La cura sintomatica cui ci stiamo sottoponendo, prescritta per rispondere agli obblighi dell’Europa parametrale, non fa che aumentare la pericolosità della malattia. E più i pericoli crescono più si diffonde la credenza che si possa rimediare con la penitenza e l’ammissione dei peccati, in una specie di regressione dalla medicina alla superstizione.
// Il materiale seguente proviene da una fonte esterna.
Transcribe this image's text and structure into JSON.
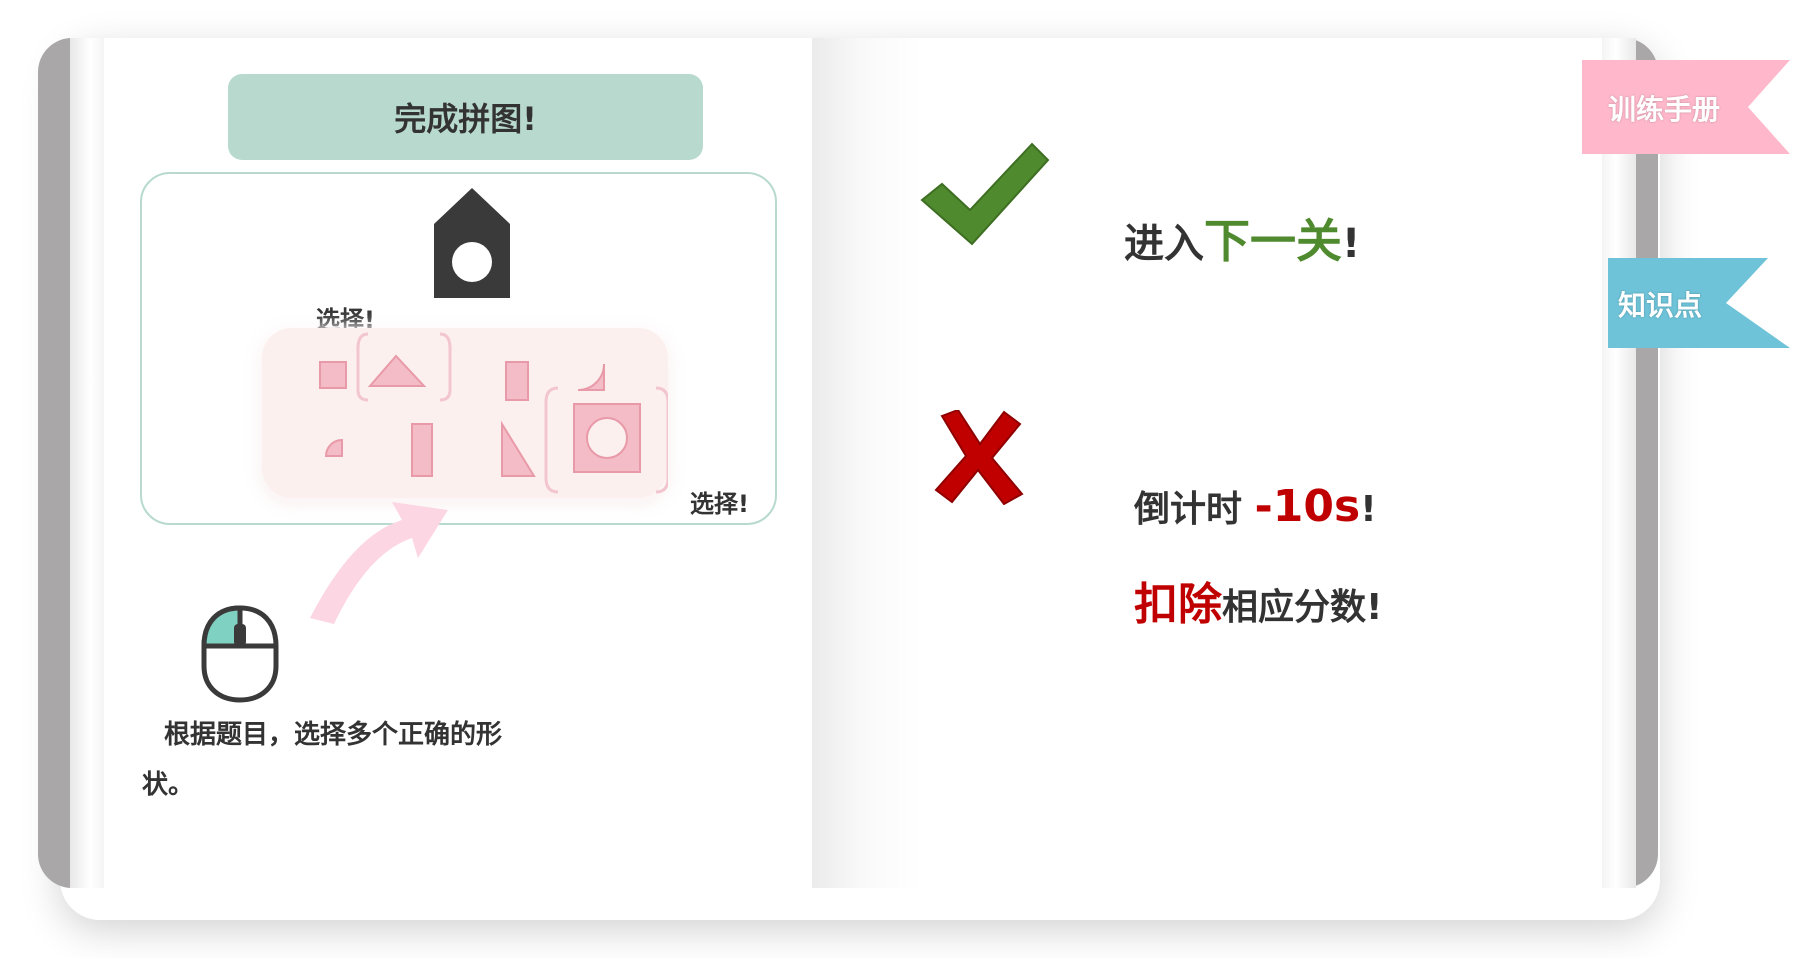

I vizi veri, però, non si correggono. Servono centinaia di tagli ben mirati, ma l’operazione è complicata perché richiede conoscenza, laddove i tagli lineari, ovvero distribuiti su tutta la spesa, sono sommamente ingiusti perché puniscono l’utile come l’inutile.
Se si fugge questo dilemma, se si rotea la durlindana a casaccio, si ottiene il solo risultato di alimentare la rabbia e la disillusione. Più cresceranno meno sarà possibile parlare seriamente. Per questo il gioco del cerino, sopra descritto, è ideale per finire come bonzi.